Trek Bicycle welcomed 11 mechanics to its first ever women’s Expert Technician Course at the company’s global headquarters at Waterloo, Wisconsin. Trek had previously offered two others women’s-focused mechanic classes, but this was the first top-level Expert Technician class that targeted women.
“We’ve come to realize the alarmingly small percentage of female technicians working in independent bike distributor (IBD) service departments,” said Josh Borgmeyer, Trek Certified Service (TCS) education manager. “TCS saw a need for women’s-focused training as a way to provide a different learning environment than what’s typical in the service industry. Following completion of the course, these 11 women will play an integral part in making sure that every cyclist has a great product experience every time they ride.”

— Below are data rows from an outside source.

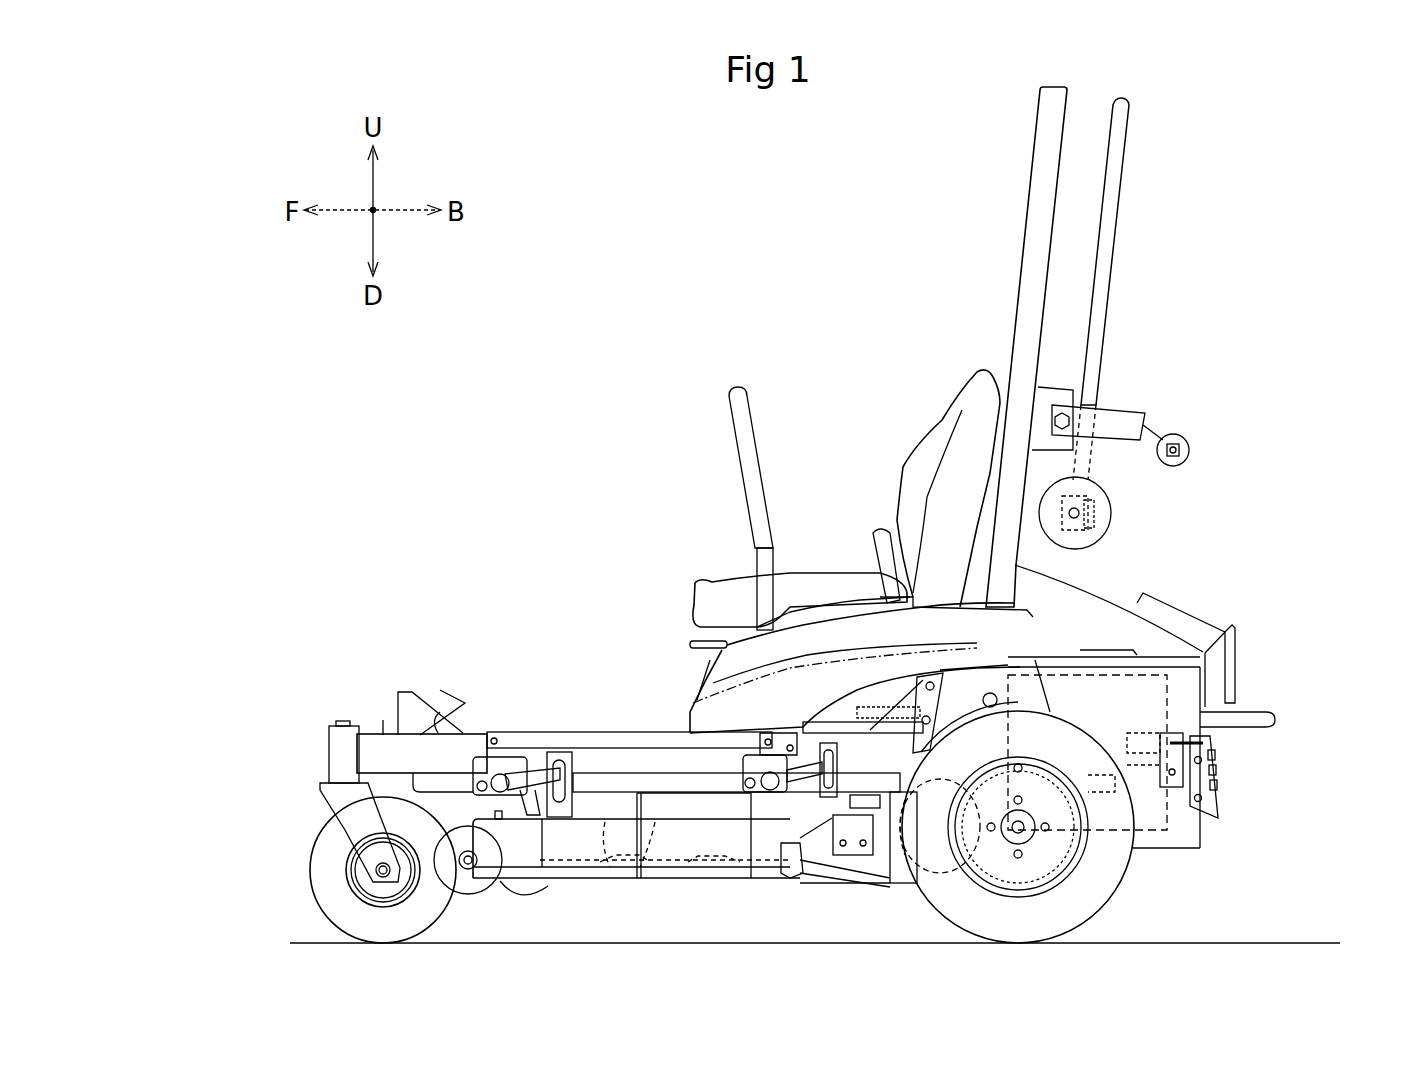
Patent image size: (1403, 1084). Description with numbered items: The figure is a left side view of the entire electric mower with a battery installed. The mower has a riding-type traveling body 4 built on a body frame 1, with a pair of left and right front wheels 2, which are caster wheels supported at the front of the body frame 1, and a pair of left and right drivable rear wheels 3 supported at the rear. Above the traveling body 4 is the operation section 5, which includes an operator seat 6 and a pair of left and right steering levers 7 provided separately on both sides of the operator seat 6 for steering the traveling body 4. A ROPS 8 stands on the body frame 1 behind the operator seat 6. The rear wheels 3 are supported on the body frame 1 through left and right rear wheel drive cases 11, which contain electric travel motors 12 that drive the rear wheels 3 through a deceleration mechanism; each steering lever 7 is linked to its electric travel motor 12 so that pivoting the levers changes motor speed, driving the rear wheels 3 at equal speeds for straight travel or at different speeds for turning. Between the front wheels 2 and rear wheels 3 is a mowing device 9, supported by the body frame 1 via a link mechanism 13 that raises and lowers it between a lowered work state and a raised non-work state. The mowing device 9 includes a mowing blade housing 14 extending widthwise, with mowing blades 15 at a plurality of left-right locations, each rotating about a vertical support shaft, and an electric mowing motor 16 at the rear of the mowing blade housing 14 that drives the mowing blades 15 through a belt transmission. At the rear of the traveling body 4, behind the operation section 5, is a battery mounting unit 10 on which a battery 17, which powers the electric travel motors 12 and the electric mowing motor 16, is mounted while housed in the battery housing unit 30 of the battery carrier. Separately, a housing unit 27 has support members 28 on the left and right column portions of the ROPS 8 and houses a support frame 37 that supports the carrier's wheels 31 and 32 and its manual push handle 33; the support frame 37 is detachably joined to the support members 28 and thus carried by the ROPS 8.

The body frame 1 is at (384, 733).
The front wheels 2 is at (318, 873).
The rear wheels 3 is at (1110, 886).
The traveling body 4 is at (500, 658).
The operation section 5 is at (830, 375).
The operator seat 6 is at (822, 580).
The steering levers 7 is at (733, 400).
The ROPS 8 is at (1030, 170).
The mowing device 9 is at (535, 915).
The battery mounting unit 10 is at (1255, 866).
The rear wheel drive cases 11 is at (960, 870).
The electric travel motors 12 is at (903, 850).
The link mechanism 13 is at (598, 730).
The mowing blade housing 14 is at (760, 860).
The mowing blades 15 is at (700, 880).
The electric mowing motor 16 is at (820, 845).
The battery 17 is at (1200, 712).
The housing unit 27 is at (1190, 217).
The support members 28 is at (1058, 385).
The battery housing unit 30 is at (1140, 690).
The wheel 31 is at (1111, 513).
The wheel 32 is at (1190, 450).
The manual push handle 33 is at (1116, 148).
The support frame 37 is at (1125, 405).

The Expert Technician course consists of six days of tuition at the new Trek Certified Service (TCS) training facility, including lectures by the TCS team and industry partners including SRAM, Shimano, RockShox, Bosch and Fox that cover subjects including mountain bike suspension and high-end road bike assembly, with hands-on instruction complementing the lectures and talks.
The Expert Technician role is historically a senior position. To qualify to attend the course, each of the 11 women had a minimum of three years’ experience in a high-performing service department, and ideally prior formal training. The course concludes with written and practical exams, and upon successful completion the participants will leave with an Expert Technician certification.

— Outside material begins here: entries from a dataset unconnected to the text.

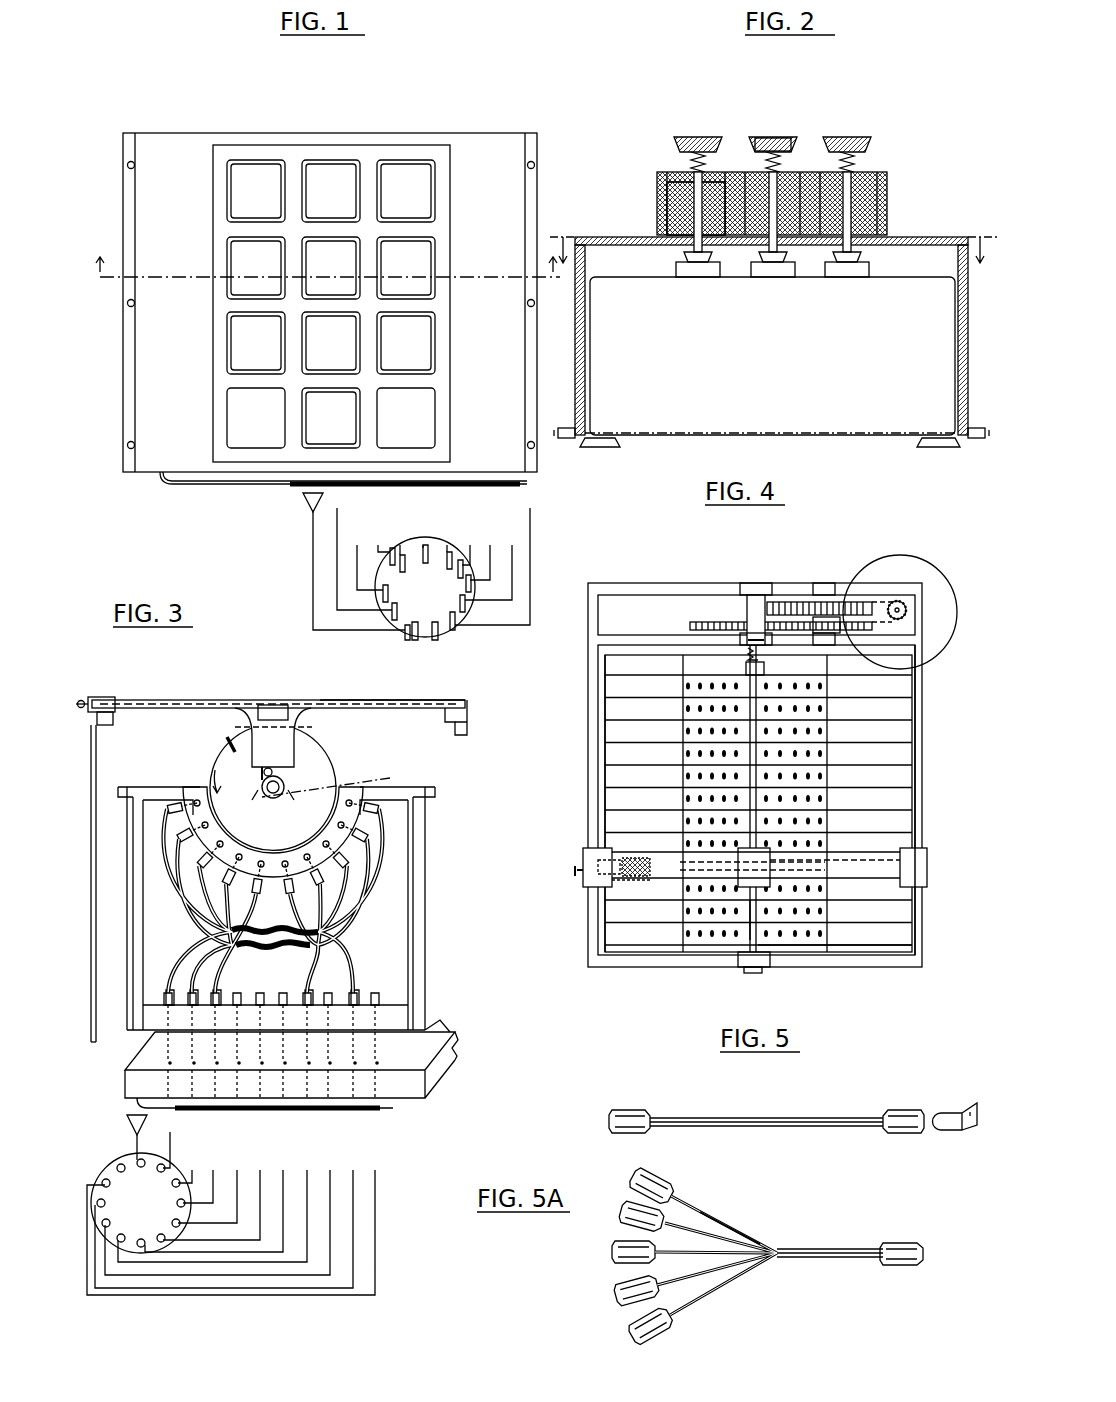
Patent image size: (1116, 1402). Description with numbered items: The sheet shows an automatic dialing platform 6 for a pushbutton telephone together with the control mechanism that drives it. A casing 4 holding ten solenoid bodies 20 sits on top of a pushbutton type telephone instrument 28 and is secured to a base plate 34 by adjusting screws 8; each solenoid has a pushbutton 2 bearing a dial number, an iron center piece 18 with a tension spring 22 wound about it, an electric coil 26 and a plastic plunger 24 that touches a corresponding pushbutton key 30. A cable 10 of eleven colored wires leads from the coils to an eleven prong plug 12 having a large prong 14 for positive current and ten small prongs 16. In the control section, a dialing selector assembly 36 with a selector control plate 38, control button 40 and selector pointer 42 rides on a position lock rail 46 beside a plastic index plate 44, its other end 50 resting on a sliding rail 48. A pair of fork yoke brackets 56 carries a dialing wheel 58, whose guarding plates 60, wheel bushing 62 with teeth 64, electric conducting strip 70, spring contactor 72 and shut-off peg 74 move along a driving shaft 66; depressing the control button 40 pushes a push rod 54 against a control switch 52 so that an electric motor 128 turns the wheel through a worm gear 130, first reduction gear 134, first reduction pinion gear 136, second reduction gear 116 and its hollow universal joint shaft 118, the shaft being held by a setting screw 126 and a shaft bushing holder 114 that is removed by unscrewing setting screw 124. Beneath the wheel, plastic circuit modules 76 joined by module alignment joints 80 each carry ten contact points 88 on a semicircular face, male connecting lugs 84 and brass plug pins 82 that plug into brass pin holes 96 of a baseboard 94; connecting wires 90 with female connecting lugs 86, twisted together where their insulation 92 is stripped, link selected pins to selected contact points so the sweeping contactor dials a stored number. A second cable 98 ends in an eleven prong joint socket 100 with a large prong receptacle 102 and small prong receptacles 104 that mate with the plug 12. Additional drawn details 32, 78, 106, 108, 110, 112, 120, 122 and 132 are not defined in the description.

In FIG. 1, the pushbutton 2 is at (252, 170).
In FIG. 2, the pushbutton 2 is at (773, 137).
In FIG. 1, the casing 4 is at (365, 155).
In FIG. 2, the casing 4 is at (878, 170).
In FIG. 1, the automatic dialing platform 6 is at (478, 150).
In FIG. 2, the automatic dialing platform 6 is at (945, 236).
In FIG. 1, the adjusting screws 8 is at (131, 140).
In FIG. 2, the adjusting screws 8 is at (568, 440).
In FIG. 1, the cable 10 is at (235, 485).
In FIG. 1, the eleven prong plug 12 is at (445, 612).
In FIG. 1, the large prong 14 is at (410, 638).
In FIG. 1, the small prongs 16 is at (396, 598).
In FIG. 2, the center piece 18 is at (745, 145).
In FIG. 2, the solenoid bodies 20 is at (808, 165).
In FIG. 2, the tension spring 22 is at (692, 165).
In FIG. 2, the plastic plunger 24 is at (708, 262).
In FIG. 2, the electric coil 26 is at (800, 248).
In FIG. 2, the pushbutton type telephone instrument 28 is at (910, 290).
In FIG. 2, the pushbutton key 30 is at (690, 270).
In FIG. 2, the foot 32 is at (938, 440).
In FIG. 2, the base plate 34 is at (626, 430).
In FIG. 4, the dialing selector assembly 36 is at (680, 857).
In FIG. 3, the dialing selector assembly 36 is at (395, 705).
In FIG. 4, the selector control plate 38 is at (590, 858).
In FIG. 3, the selector control plate 38 is at (105, 700).
In FIG. 4, the control button 40 is at (578, 878).
In FIG. 3, the control button 40 is at (83, 697).
In FIG. 3, the selector pointer 42 is at (89, 738).
In FIG. 3, the plastic index plate 44 is at (98, 905).
In FIG. 4, the position lock rail 46 is at (592, 660).
In FIG. 3, the position lock rail 46 is at (113, 722).
In FIG. 4, the sliding rail 48 is at (920, 905).
In FIG. 3, the sliding rail 48 is at (445, 725).
In FIG. 4, the other end of selector assembly 50 is at (920, 860).
In FIG. 3, the other end of selector assembly 50 is at (468, 722).
In FIG. 4, the control switch 52 is at (748, 890).
In FIG. 3, the control switch 52 is at (275, 707).
In FIG. 4, the push rod 54 is at (685, 876).
In FIG. 3, the push rod 54 is at (185, 703).
In FIG. 3, the fork yoke brackets 56 is at (300, 742).
In FIG. 4, the dialing wheel 58 is at (790, 862).
In FIG. 3, the dialing wheel 58 is at (312, 767).
In FIG. 3, the guarding plates 60 is at (375, 780).
In FIG. 3, the wheel bushing 62 is at (280, 796).
In FIG. 3, the teeth 64 is at (268, 768).
In FIG. 4, the driving shaft 66 is at (755, 940).
In FIG. 3, the driving shaft 66 is at (262, 760).
In FIG. 3, the electric conducting strip 70 is at (243, 818).
In FIG. 3, the spring contactor 72 is at (213, 790).
In FIG. 3, the shut-off peg 74 is at (224, 740).
In FIG. 4, the plastic circuit modules 76 is at (905, 710).
In FIG. 3, the plastic circuit modules 76 is at (420, 913).
In FIG. 3, the flange 78 is at (432, 790).
In FIG. 4, the module alignment joints 80 is at (905, 742).
In FIG. 3, the module alignment joints 80 is at (412, 942).
In FIG. 3, the brass plug pins 82 is at (430, 1060).
In FIG. 3, the male connecting lugs 84 is at (378, 998).
In FIG. 5, the male connecting lugs 84 is at (950, 1130).
In FIG. 3, the female connecting lugs 86 is at (362, 845).
In FIG. 5, the female connecting lugs 86 is at (622, 1110).
In FIG. 5A, the female connecting lugs 86 is at (905, 1243).
In FIG. 4, the contact points 88 is at (783, 935).
In FIG. 3, the contact points 88 is at (385, 812).
In FIG. 3, the connecting wires 90 is at (372, 878).
In FIG. 5, the connecting wires 90 is at (795, 1121).
In FIG. 5A, the connecting wires 90 is at (830, 1256).
In FIG. 5, the insulation 92 is at (745, 1118).
In FIG. 5A, the insulation 92 is at (718, 1214).
In FIG. 3, the baseboard 94 is at (450, 1035).
In FIG. 3, the brass pin holes 96 is at (430, 1050).
In FIG. 3, the cable 98 is at (395, 1108).
In FIG. 3, the eleven prong joint socket 100 is at (122, 1175).
In FIG. 3, the large prong receptacle 102 is at (133, 1172).
In FIG. 3, the small prong receptacle 104 is at (104, 1206).
In FIG. 4, the pawl 106 is at (600, 868).
In FIG. 4, the spring 108 is at (630, 866).
In FIG. 4, the inner frame 110 is at (598, 690).
In FIG. 4, the lever 112 is at (625, 880).
In FIG. 4, the shaft bushing holder 114 is at (762, 968).
In FIG. 4, the second reduction gear 116 is at (715, 622).
In FIG. 4, the hollow universal joint shaft 118 is at (745, 652).
In FIG. 4, the slider pin 120 is at (748, 640).
In FIG. 4, the slide 122 is at (760, 600).
In FIG. 4, the setting screw 124 is at (755, 590).
In FIG. 4, the setting screw 126 is at (765, 668).
In FIG. 4, the electric motor 128 is at (880, 565).
In FIG. 4, the worm gear 130 is at (905, 608).
In FIG. 4, the guide 132 is at (825, 585).
In FIG. 4, the first reduction gear 134 is at (793, 602).
In FIG. 4, the first reduction pinion gear 136 is at (840, 625).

“This is a tremendous opportunity to bring more women into the service profession, and Trek is making a great effort to bring professionalism into our business,” said Troy Laffey, technical ambassador and course instructor for SRAM. “Service really is the future of our industry, and I’m excited for the opportunity to play a role in this course.”
Successful applicants had their course fees waived and were provided with a travel stipend Trek Bicycle
This is the third course Trek has offered for female mechanics in 2016, the others being Assembly Technician with a focus on training up staff new to the role, and Repair Technician, covering the essential and most common maintenance and repair requirements faced by bike shop workshops on a regular basis.
Trek provided the course for free to successful applicants, along with a $400 travel stipend.
“We’ve seen an overwhelming response to these,” said Trek women’s marketing manager Emily Bremer, adding that Trek would likely run the programme again in 2017.
Other bike companies are supporting the development of women’s pro cycling and the growth in numbers of women participating in the sport, for example via the Bell JoyRide ambassador program and Canyon’s sponsorship of the Canyon//SRAM race team. While there are grass-roots level programs that are supporting women in the male-dominated maintenance environment, such as the London Bike Kitchen and the Bristol Bike Project in the UK, this is the first time to the best of our knowledge that a big brand has embarked upon such an endeavour.